Winner named in Mpls. riverfront design competition

TLS/KVA riverfront proposal
The TLS/KVA teams hopes to restore wetlands, install environmentally-friendly storm water systems and build green housing along the Mississippi River in Minneapolis.

Organizers of a competition to design a new system of riverfront parks in Minneapolis announced a winner today.

A team comprised of architecture and design firms from Boston and Berkeley has won the Minneapolis Riverfront Design Competition, chosen by jury of Minneapolis designers and city officials.

The TLS/KVA team -- as it's known -- recently transformed a vacant industrial lot in Birmingham, Ala. into the $25 million Railroad Park.

Nine Minnesota firms will join them in their effort to revive an urban riverfront that's seen better times.

The downtown Minneapolis riverfront is a picturesque place, with St. Anthony Falls, old mills, and the Stone Arch Bridge. But head north just a mile or so and things aren't as pretty.

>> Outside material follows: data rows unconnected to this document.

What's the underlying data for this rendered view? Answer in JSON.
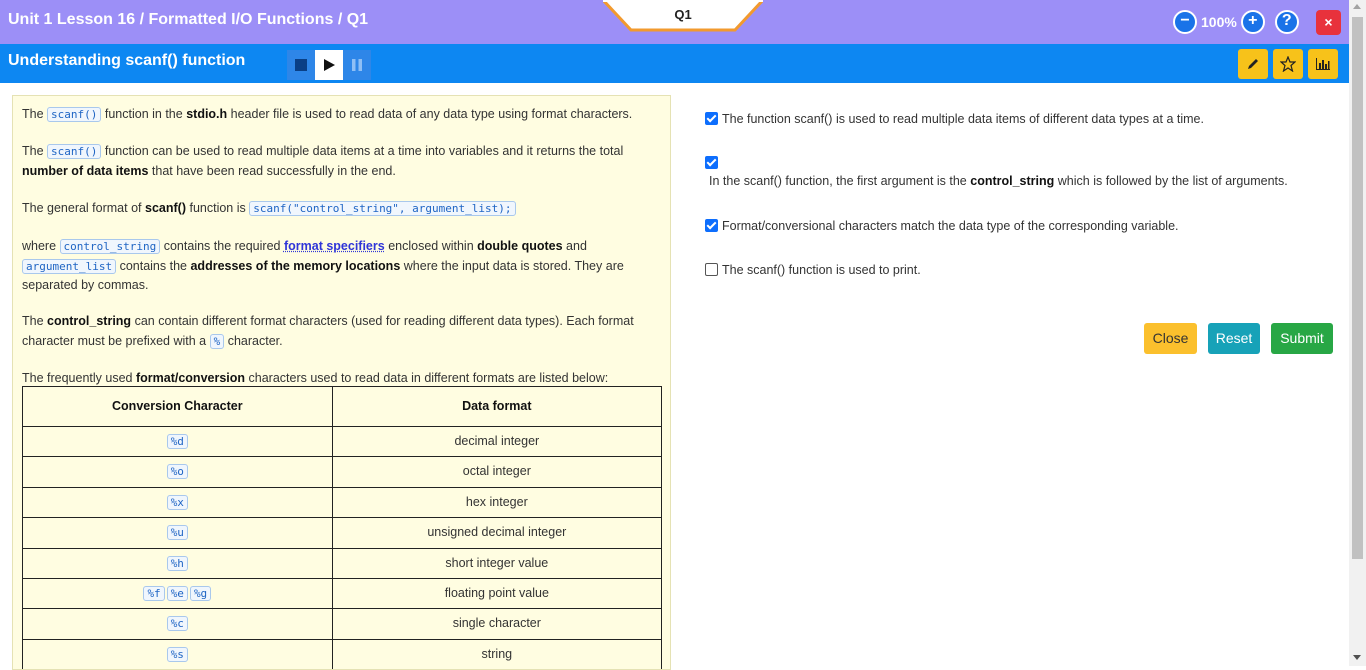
{
  "header": {
    "breadcrumb": "Unit 1 Lesson 16 / Formatted I/O Functions / Q1",
    "question_tab": "Q1",
    "zoom_level": "100%",
    "zoom_out_symbol": "−",
    "zoom_in_symbol": "+",
    "help_symbol": "?",
    "close_symbol": "×"
  },
  "subheader": {
    "title": "Understanding scanf() function"
  },
  "content": {
    "p1": {
      "pre": "The",
      "code": "scanf()",
      "mid": "function in the",
      "bold": "stdio.h",
      "post": "header file is used to read data of any data type using format characters."
    },
    "p2": {
      "pre": "The",
      "code": "scanf()",
      "mid": "function can be used to read multiple data items at a time into variables and it returns the total",
      "bold": "number of data items",
      "post": "that have been read successfully in the end."
    },
    "p3": {
      "pre": "The general format of",
      "bold": "scanf()",
      "mid": "function is",
      "code": "scanf(\"control_string\", argument_list);"
    },
    "p4": {
      "pre": "where",
      "code1": "control_string",
      "t1": "contains the required",
      "link": "format specifiers",
      "t2": "enclosed within",
      "bold1": "double quotes",
      "t3": "and",
      "code2": "argument_list",
      "t4": "contains the",
      "bold2": "addresses of the memory locations",
      "t5": "where the input data is stored. They are separated by commas."
    },
    "p5": {
      "pre": "The",
      "bold": "control_string",
      "mid": "can contain different format characters (used for reading different data types). Each format character must be prefixed with a",
      "code": "%",
      "post": "character."
    },
    "p6": {
      "pre": "The frequently used",
      "bold": "format/conversion",
      "post": "characters used to read data in different formats are listed below:"
    },
    "table": {
      "headers": [
        "Conversion Character",
        "Data format"
      ],
      "rows": [
        {
          "codes": [
            "%d"
          ],
          "format": "decimal integer"
        },
        {
          "codes": [
            "%o"
          ],
          "format": "octal integer"
        },
        {
          "codes": [
            "%x"
          ],
          "format": "hex integer"
        },
        {
          "codes": [
            "%u"
          ],
          "format": "unsigned decimal integer"
        },
        {
          "codes": [
            "%h"
          ],
          "format": "short integer value"
        },
        {
          "codes": [
            "%f",
            "%e",
            "%g"
          ],
          "format": "floating point value"
        },
        {
          "codes": [
            "%c"
          ],
          "format": "single character"
        },
        {
          "codes": [
            "%s"
          ],
          "format": "string"
        }
      ]
    }
  },
  "options": [
    {
      "checked": true,
      "text": "The function scanf() is used to read multiple data items of different data types at a time."
    },
    {
      "checked": true,
      "pre": "In the scanf() function, the first argument is the",
      "bold": "control_string",
      "post": "which is followed by the list of arguments."
    },
    {
      "checked": true,
      "text": "Format/conversional characters match the data type of the corresponding variable."
    },
    {
      "checked": false,
      "text": "The scanf() function is used to print."
    }
  ],
  "actions": {
    "close": "Close",
    "reset": "Reset",
    "submit": "Submit"
  },
  "colors": {
    "header_bg": "#9c8ff7",
    "subheader_bg": "#0d87f2",
    "close_btn": "#fbc02d",
    "reset_btn": "#17a2b8",
    "submit_btn": "#28a745"
  },
  "icons": {
    "edit": "pencil-icon",
    "bookmark": "star-icon",
    "stats": "bar-chart-icon",
    "stop": "stop-icon",
    "play": "play-icon",
    "pause": "pause-icon"
  }
}
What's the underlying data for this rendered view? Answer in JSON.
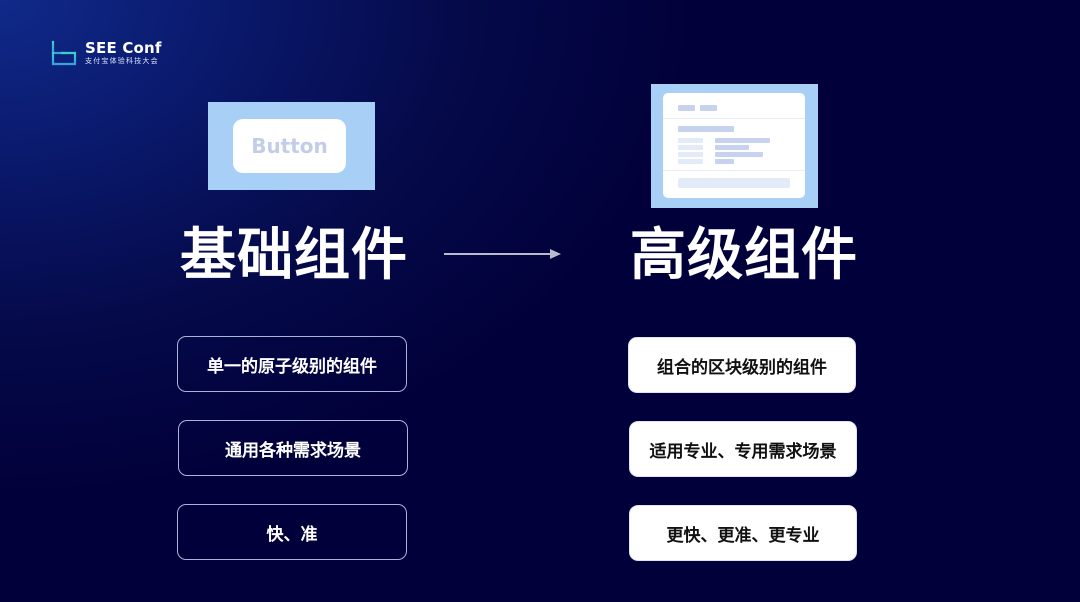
{
  "logo": {
    "title": "SEE Conf",
    "subtitle": "支付宝体验科技大会",
    "mark_color": "#3ec6d6"
  },
  "illustrations": {
    "basic_button_label": "Button",
    "panel_color": "#a8d0f7"
  },
  "left": {
    "heading": "基础组件",
    "items": [
      "单一的原子级别的组件",
      "通用各种需求场景",
      "快、准"
    ]
  },
  "right": {
    "heading": "高级组件",
    "items": [
      "组合的区块级别的组件",
      "适用专业、专用需求场景",
      "更快、更准、更专业"
    ]
  },
  "arrow": {
    "icon": "arrow-right-icon",
    "color": "#b8bccc"
  },
  "colors": {
    "background": "#01003a",
    "background_glow": "#102a8a"
  }
}
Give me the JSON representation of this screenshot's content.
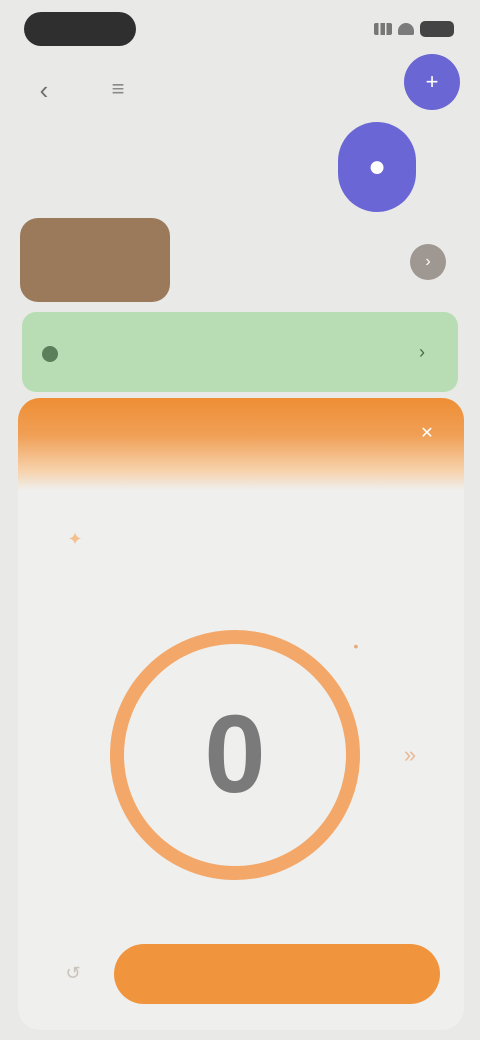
{
  "status_bar": {
    "time": "",
    "icons": [
      "signal-icon",
      "wifi-icon",
      "battery-icon"
    ]
  },
  "header": {
    "title": "",
    "back_icon": "chevron-left-icon",
    "menu_icon": "menu-icon"
  },
  "fabs": {
    "small_icon": "plus-icon",
    "large_icon": "chat-icon",
    "color": "#6a67d4"
  },
  "brown_row": {
    "block_label": "",
    "text": "",
    "chip_icon": "chevron-right-icon",
    "color": "#9b7a5c"
  },
  "green_banner": {
    "text": "",
    "color": "#b8dcb3"
  },
  "sheet": {
    "accent_color": "#f0953e",
    "header_left": "",
    "header_mid": "",
    "close_icon": "close-icon",
    "title": "",
    "subtitle": "",
    "counter_value": "0",
    "primary_button_label": ""
  }
}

Interstate 94 cuts a deep trench near the Mississippi River's west bank. As she drives through the area, Minneapolis Riverfront Design Competition director Mary deLaittre describes what she sees as the biggest challenge for people living here.

"The combination of 94, and the industrial uses and the lack of physical connections to the river provide quite a number of barriers to the residential area."

DeLaittre said people living here should be able to walk or bike along the river just as easily as people in South Minneapolis amble around the lakes. "We hope that people will see a river that is accessible to everybody," said architect Frano Violich, who is on the team that'll design the new riverfront. "Where the edge of every linear foot of that river is inhabited by people, inhabited by animals, being able to fish."

That includes connecting Farview Park over the freeway to the river. But Tom Leader, another architect on the team, says it's about more than just accessibility. He hopes to restore wetlands, install environmentally-friendly storm water systems and build green housing. Leader says that doesn't mean pushing out riverfront industries.

"On the west side, barge loading still needs to happen in some cases," he said. "So we used the topography to ramp up and create bridges across these loading areas so the two can still coexist."

However, the designers say the concept is still just that. Detailed plans and cost estimates will come later, and that's drawn some skepticism.

"Where and when are they going to get the money to implement anything?" said Jim Rosenberg, who owns the Sample Room bar and restaurant in northeast Minneapolis. He was on the community advisory board for the Above the Falls plan a decade ago, a riverfront design proposal that got little traction. Rosenberg fears this latest effort will fade away, too. "These designs and ideas are great, but you just look at them and the dollars just start adding up. Just to acquire the property to start to do something would be astronomical," he said.

But design competition organizers say Minneapolis has a successful track record for things that started as pie-in-the-sky ideas. Former Parks Superintendent David Fisher said the area around St. Anthony Falls is a perfect example.

"We didn't know how much that was going to cost when we started it, but we know how much benefit it's been since we built it," he said.

Fisher said that project eventually cost well over $200 million, but attracted private development quickly. Planners are hoping for similar success on the north riverfront.

But it will be awhile before crews in hardhats arrive. Planners hope to start by overhauling one park within the design area. They hope to decide by June where they'll begin.